I see you as the "won't let this mailbox beat me" kind of guy...but at the same time.....I see you watching it like a hawk the whole time you're mowing around it.

Evil mailboxes!!!

Greenmare said...

damn what kind of craziness is this??? our lawnmower works the same way and I did the same darn thing with a plum tree! Or should I say a FORMER plum tree because that baby is now longer around to scratch me up!

~E said...

Im gonna need to see the mailbox in question. Just so I can fully picture the horror you must have been in and exactly how hard you must have tried to wedge yourself under the said box.

to my email would be fine.

thank you.

Sassy Britches said...

I thought sure you'd have been in on the limbo craze from way back when and could dust off the old moves...no? Oh.

Unknown said...

I order all my cans of gravity from the moon. They knock 83.3% off the retail price.

HA! The best jokes have a little science in them.

Sally said...

It's not just the event, it's the way you describe it that is so hilariously funny! OMG - tears are rolling I'm laughing so hard. Sorry 'bout your luck Jace, but thank you for the laugh!

Mary@Holy Mackerel said...

I'm so sorry that I'm laughing so damn hard here. I'm sure the pain sure wasn't funny, but man, you tell a good story!!

Sass said...

I snorted.

Thanks for that.

Michael in AZ said...

Tears, and laughter is all I can say...
That and another good reason to wax your mailbox

Jerry said...

Ha Ha, Michael!

Jace, it's good to see your writer's block got all busted up and brushed aside.

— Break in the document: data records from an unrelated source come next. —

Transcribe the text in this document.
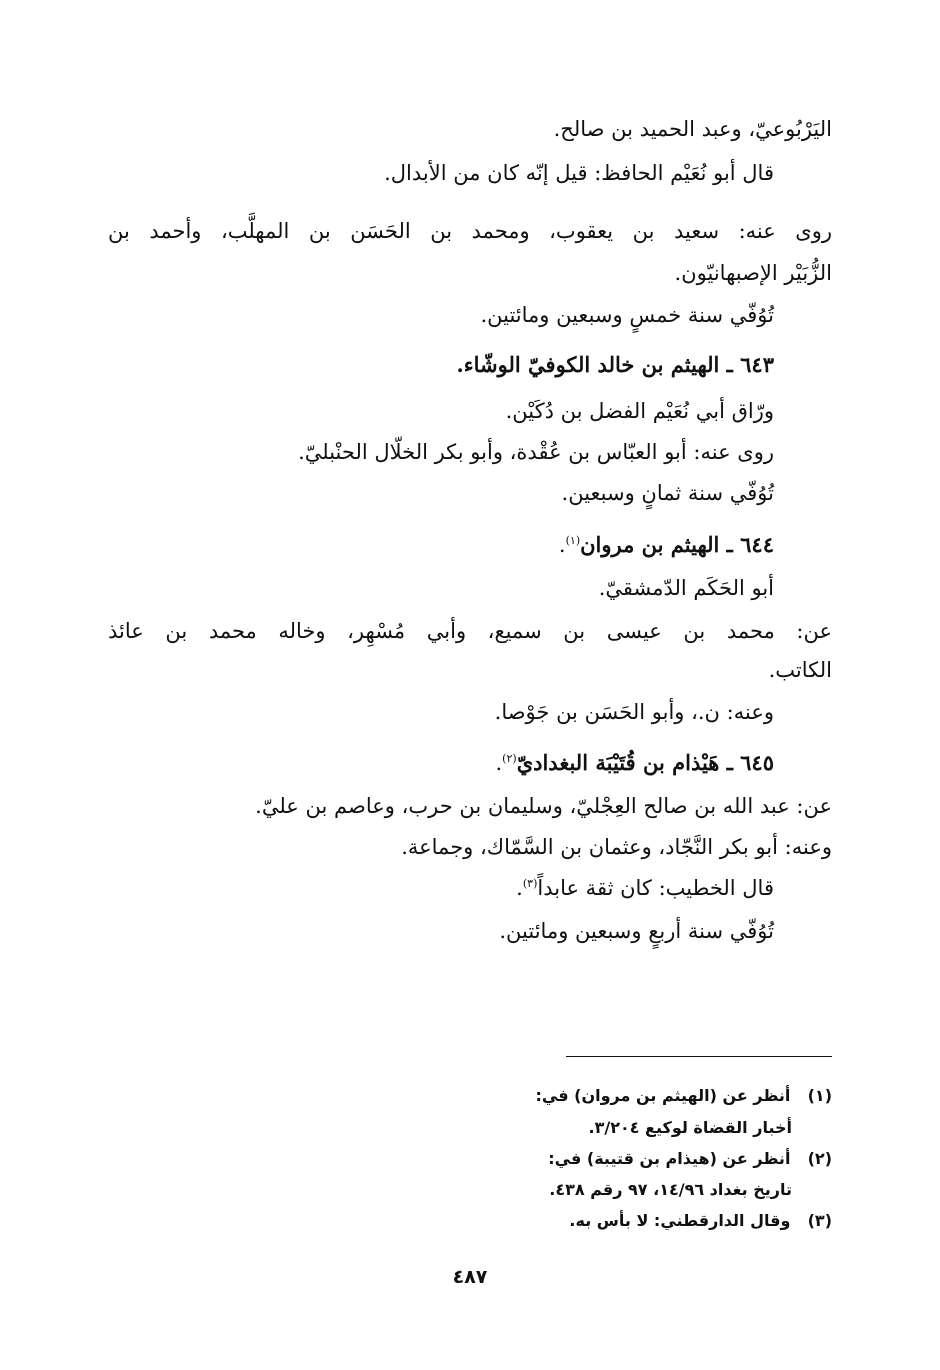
اليَرْبُوعيّ، وعبد الحميد بن صالح.
قال أبو نُعَيْم الحافظ: قيل إنّه كان من الأبدال.
روى عنه: سعيد بن يعقوب، ومحمد بن الحَسَن بن المهلَّب، وأحمد بن
الزُّبَيْر الإصبهانيّون.
تُوُفّي سنة خمسٍ وسبعين ومائتين.
٦٤٣ ـ الهيثم بن خالد الكوفيّ الوشّاء.
ورّاق أبي نُعَيْم الفضل بن دُكَيْن.
روى عنه: أبو العبّاس بن عُقْدة، وأبو بكر الخلّال الحنْبليّ.
تُوُفّي سنة ثمانٍ وسبعين.
٦٤٤ ـ الهيثم بن مروان$^{(١)}$.
أبو الحَكَم الدّمشقيّ.
عن: محمد بن عيسى بن سميع، وأبي مُسْهِر، وخاله محمد بن عائذ
الكاتب.
وعنه: ن.، وأبو الحَسَن بن جَوْصا.
٦٤٥ ـ هَيْذام بن قُتَيْبَة البغداديّ$^{(٢)}$.
عن: عبد الله بن صالح العِجْليّ، وسليمان بن حرب، وعاصم بن عليّ.
وعنه: أبو بكر النَّجّاد، وعثمان بن السَّمّاك، وجماعة.
قال الخطيب: كان ثقة عابداً$^{(٣)}$.
تُوُفّي سنة أربعٍ وسبعين ومائتين.
(١) أنظر عن (الهيثم بن مروان) في:
أخبار القضاة لوكيع ٣/٢٠٤.
(٢) أنظر عن (هيذام بن قتيبة) في:
تاريخ بغداد ١٤/٩٦، ٩٧ رقم ٤٣٨.
(٣) وقال الدارقطني: لا بأس به.
٤٨٧
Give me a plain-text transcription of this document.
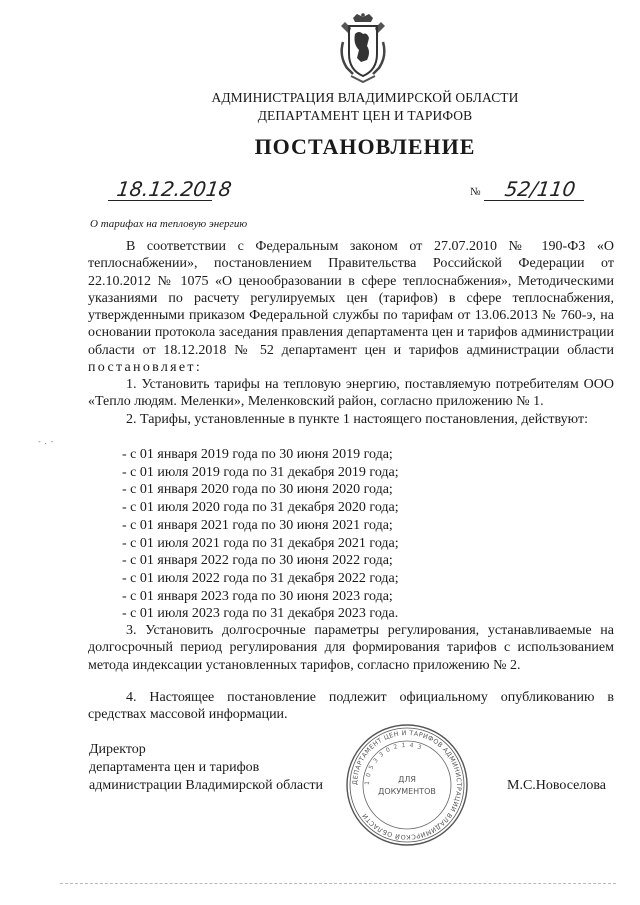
АДМИНИСТРАЦИЯ ВЛАДИМИРСКОЙ ОБЛАСТИ
ДЕПАРТАМЕНТ ЦЕН И ТАРИФОВ
ПОСТАНОВЛЕНИЕ
18.12.2018	№ 52/110
О тарифах на тепловую энергию
В соответствии с Федеральным законом от 27.07.2010 № 190-ФЗ «О теплоснабжении», постановлением Правительства Российской Федерации от 22.10.2012 № 1075 «О ценообразовании в сфере теплоснабжения», Методическими указаниями по расчету регулируемых цен (тарифов) в сфере теплоснабжения, утвержденными приказом Федеральной службы по тарифам от 13.06.2013 № 760-э, на основании протокола заседания правления департамента цен и тарифов администрации области от 18.12.2018 № 52 департамент цен и тарифов администрации области постановляет:
1. Установить тарифы на тепловую энергию, поставляемую потребителям ООО «Тепло людям. Меленки», Меленковский район, согласно приложению № 1.
2. Тарифы, установленные в пункте 1 настоящего постановления, действуют:
- с 01 января 2019 года по 30 июня 2019 года;
- с 01 июля 2019 года по 31 декабря 2019 года;
- с 01 января 2020 года по 30 июня 2020 года;
- с 01 июля 2020 года по 31 декабря 2020 года;
- с 01 января 2021 года по 30 июня 2021 года;
- с 01 июля 2021 года по 31 декабря 2021 года;
- с 01 января 2022 года по 30 июня 2022 года;
- с 01 июля 2022 года по 31 декабря 2022 года;
- с 01 января 2023 года по 30 июня 2023 года;
- с 01 июля 2023 года по 31 декабря 2023 года.
3. Установить долгосрочные параметры регулирования, устанавливаемые на долгосрочный период регулирования для формирования тарифов с использованием метода индексации установленных тарифов, согласно приложению № 2.
4. Настоящее постановление подлежит официальному опубликованию в средствах массовой информации.
Директор
департамента цен и тарифов
администрации Владимирской области	М.С.Новоселова
ДЕПАРТАМЕНТ ЦЕН И ТАРИФОВ АДМИНИСТРАЦИИ ВЛАДИМИРСКОЙ ОБЛАСТИ
1 0 5 3 3 0 2 1 4 3
ДЛЯ
ДОКУМЕНТОВ
- . -
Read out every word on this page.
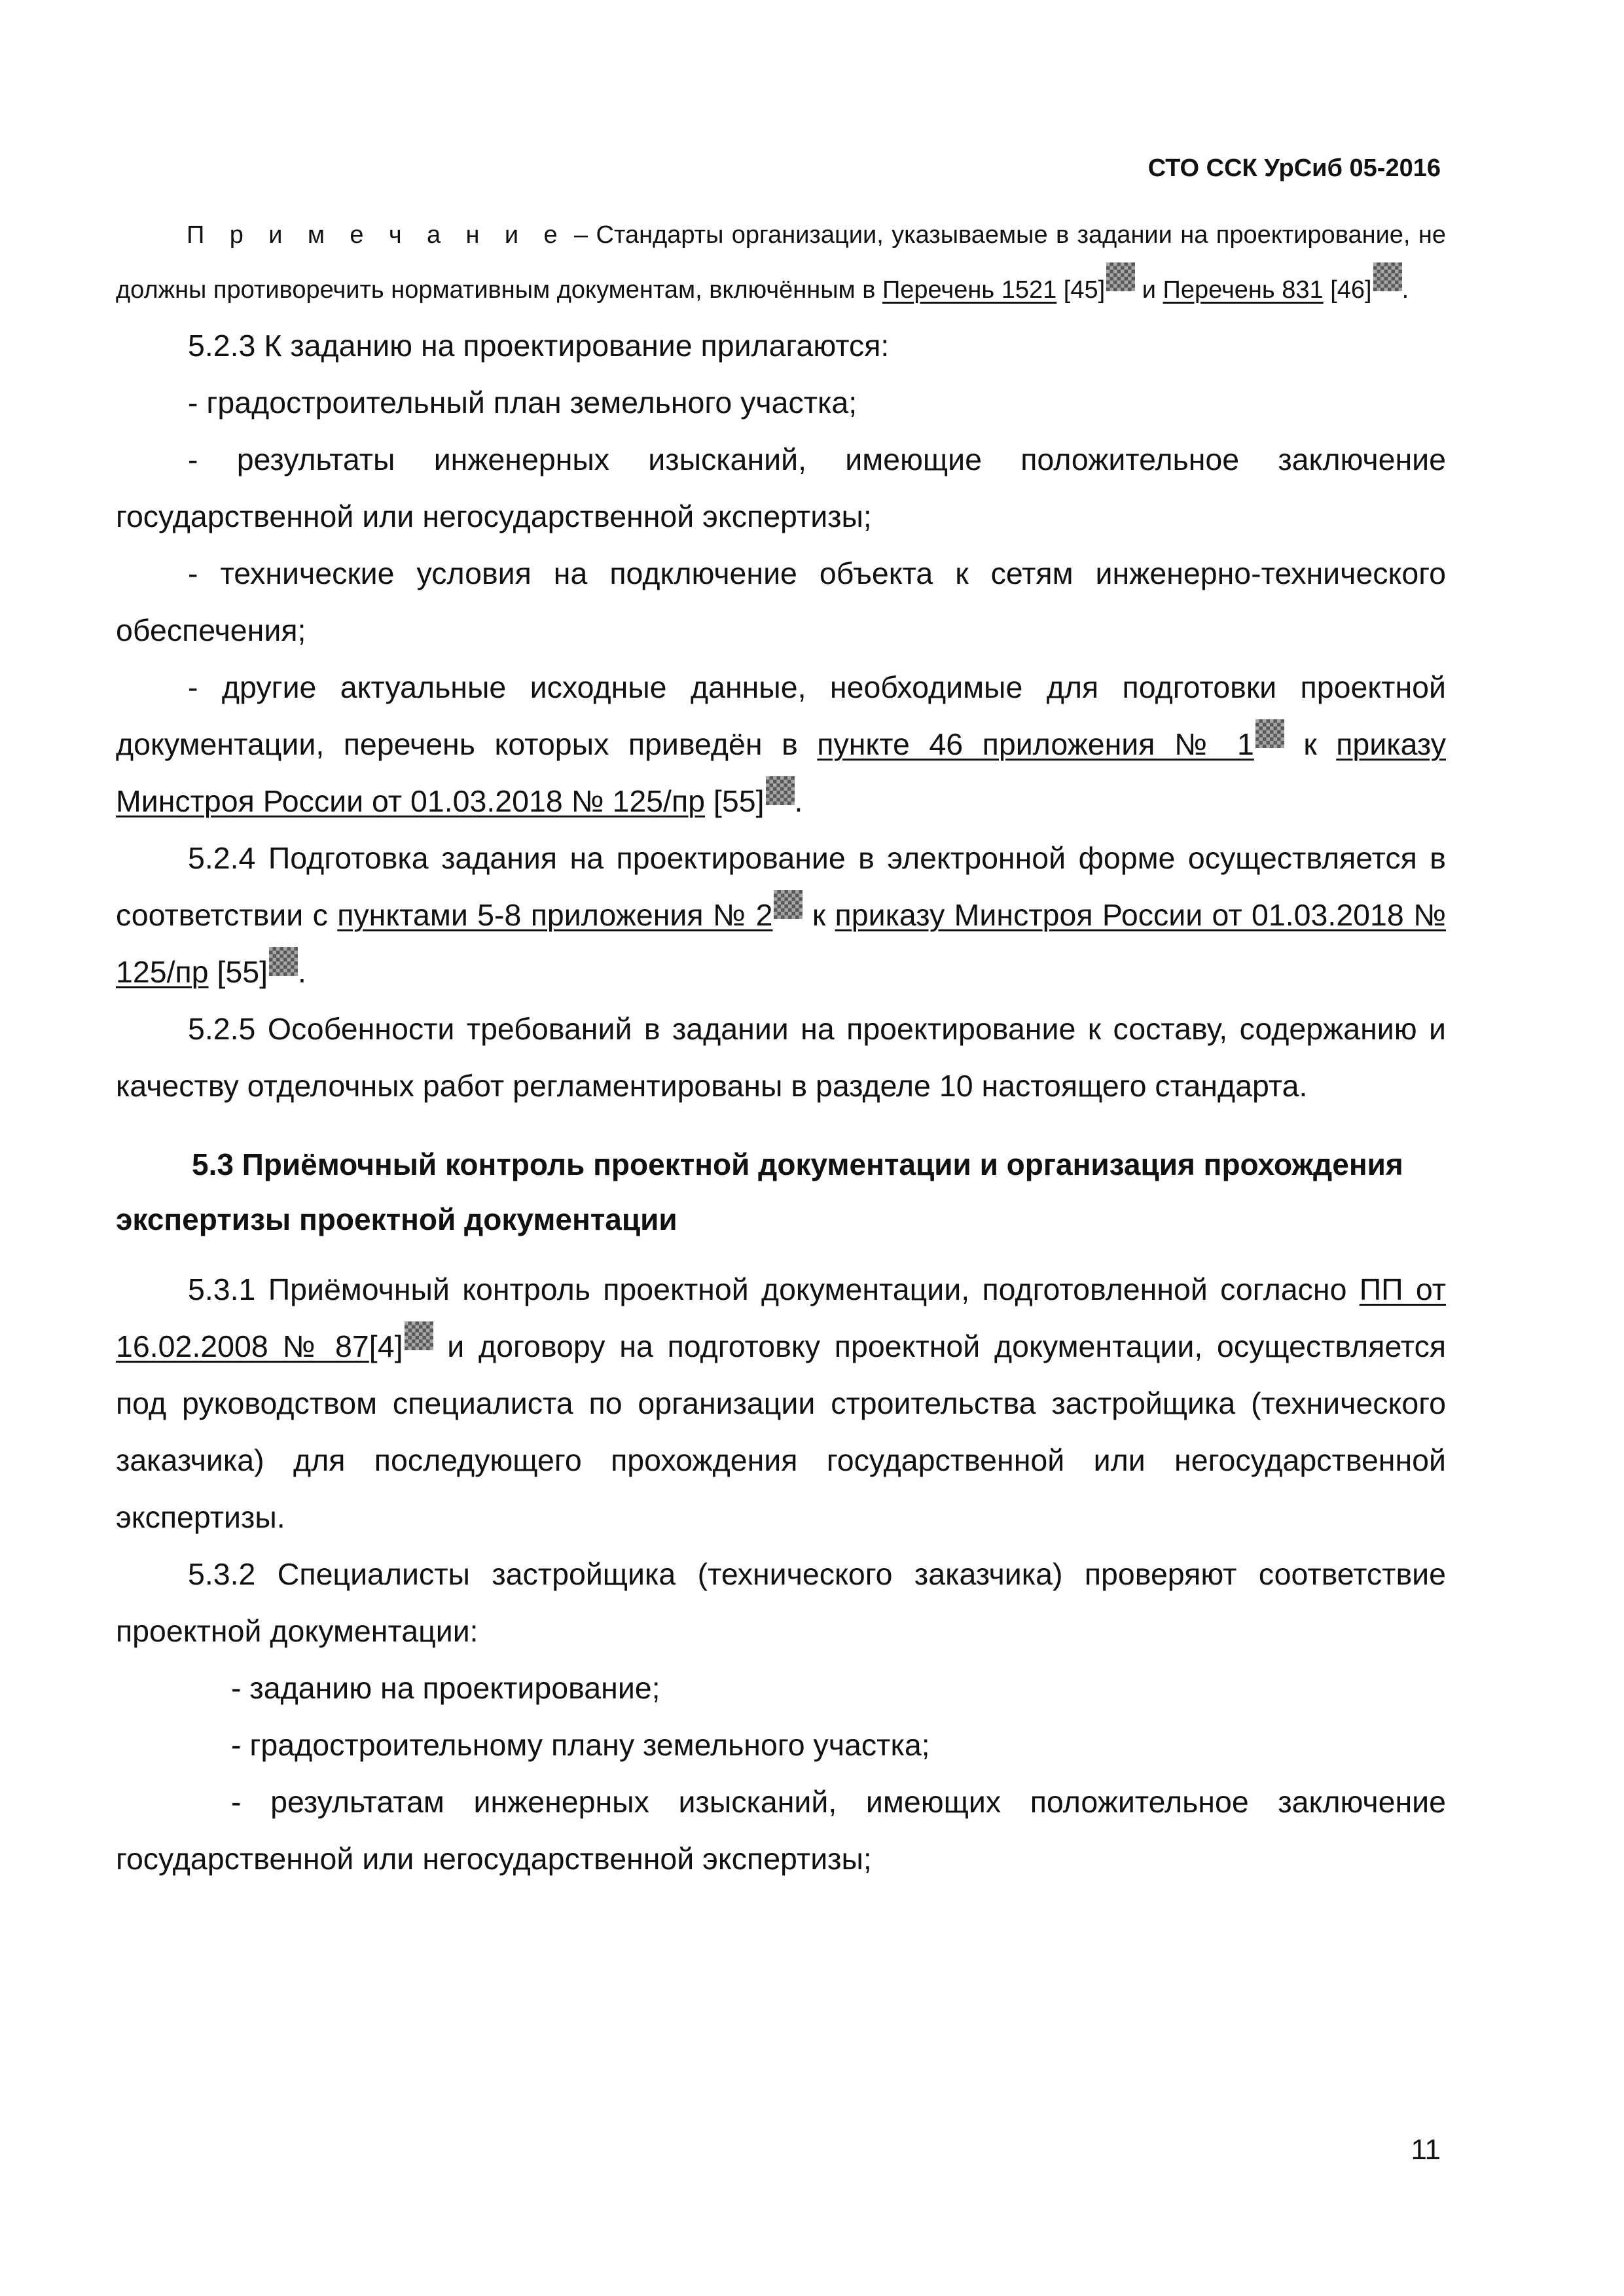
СТО ССК УрСиб 05-2016

П р и м е ч а н и е – Стандарты организации, указываемые в задании на проектирование, не должны противоречить нормативным документам, включённым в Перечень 1521 [45] и Перечень 831 [46] .

5.2.3 К заданию на проектирование прилагаются:

- градостроительный план земельного участка;

- результаты инженерных изысканий, имеющие положительное заключение государственной или негосударственной экспертизы;

- технические условия на подключение объекта к сетям инженерно-технического обеспечения;

- другие актуальные исходные данные, необходимые для подготовки проектной документации, перечень которых приведён в пункте 46 приложения № 1 к приказу Минстроя России от 01.03.2018 № 125/пр [55] .

5.2.4 Подготовка задания на проектирование в электронной форме осуществляется в соответствии с пунктами 5-8 приложения № 2 к приказу Минстроя России от 01.03.2018 № 125/пр [55] .

5.2.5 Особенности требований в задании на проектирование к составу, содержанию и качеству отделочных работ регламентированы в разделе 10 настоящего стандарта.

5.3 Приёмочный контроль проектной документации и организация прохождения экспертизы проектной документации

5.3.1 Приёмочный контроль проектной документации, подготовленной согласно ПП от 16.02.2008 № 87[4] и договору на подготовку проектной документации, осуществляется под руководством специалиста по организации строительства застройщика (технического заказчика) для последующего прохождения государственной или негосударственной экспертизы.

5.3.2 Специалисты застройщика (технического заказчика) проверяют соответствие проектной документации:

- заданию на проектирование;

- градостроительному плану земельного участка;

- результатам инженерных изысканий, имеющих положительное заключение государственной или негосударственной экспертизы;

11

I don't know HOW many times I've been in bent positions on my mowers. Never been killed to death, though. Hat's off to ya.

Oh, you didn't lose your hat in that fiasco, did you?

Vicky said...

Sore, scabby, creased and beaten
Thought that day the Lord I was meetin’.
Nothing like almost losing my noggin’
To make a really great tale for my bloggin’!

Cynthia L. H. said...

Excellent writing.
Yep. Funny stuff.
:^)
C

Char said...

LMAO. My son-in-law got a new rider mower recently. He has at least a couple of acres to mow. The other day he told me it was time to take it for its virgin run. AFTER he had mowed the entire acreage, he realized that it hadn't cut the grass very low. It was then when he noticed he had forgotten to put the deck down. Good thing he has a sense of humor.